Use of falcons to displace nesting gulls from an urban area: final report

Report following a 10-week trial of falconry flights within Dumfries Town Centre.

8. Recommendations for Enhancing the use of Falcons to Displace Gulls from an Urban Nesting Area.

  • The use of non-hunting falcons was unsuccessful so initiating an integrated deterrence programme utilising falcons trained to reinforce the impact of control is suggested.
  • Have flexibility to amend any programme whenever behaviour of gulls suggests they have built up a level of tolerance to any one technique. Use of complementary measures could include and should not be limited to; distress calls, kites, pyrotechnics, lasers etc.
  • Ensure any programme is in place and established prior to gulls returning to breed and settling into territories.
  • Consider sequential deterrence across different locales to offer greater coverage with less risk of habituation. i.e. implement sufficient deterrence to create high level disturbance for 2-3 days in each area, each week.
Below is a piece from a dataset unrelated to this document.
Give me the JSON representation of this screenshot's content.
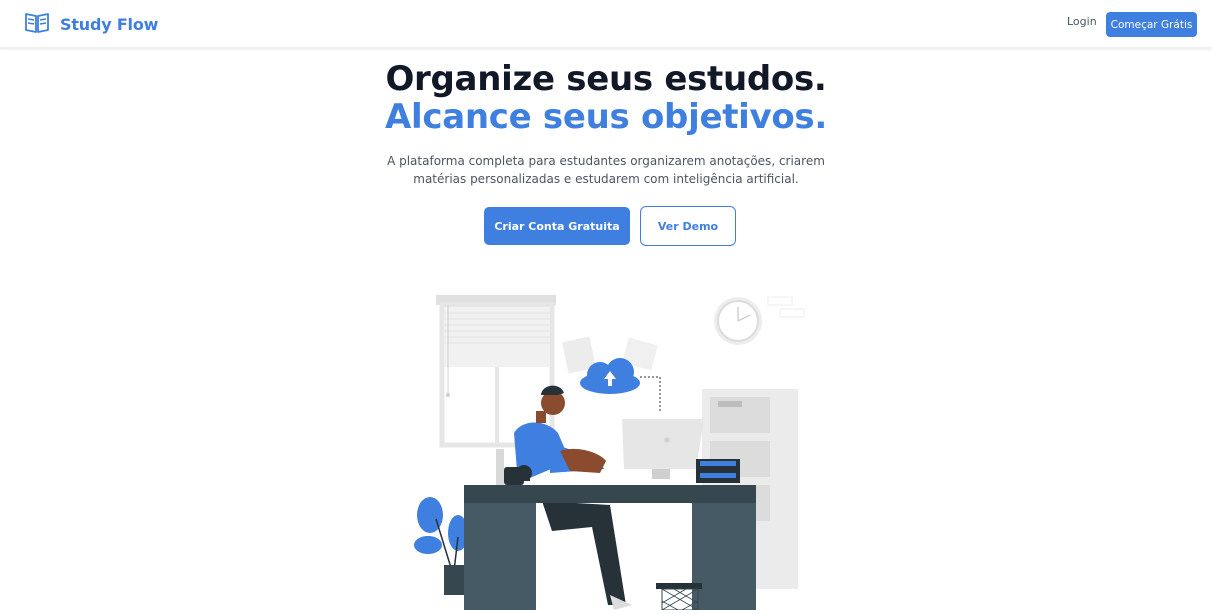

Ideally target deterrence at disrupting arrival / settling, courtship, nest building, egg laying, and egg incubation. Keeping incubating birds off the nest for long enough to render eggs unsuccessful, for example, may be all that is required.
  • Target control over limited periods to cover key risks. E.g. fly birds intensively within streetscape environments at lunchtimes / school leaving hour.
  • Where possible, mark individual gulls to determine actual displacement consequences.
  • Continue programme through the breeding season towards late June to ensure consequences of programme are not just a delayed breeding season.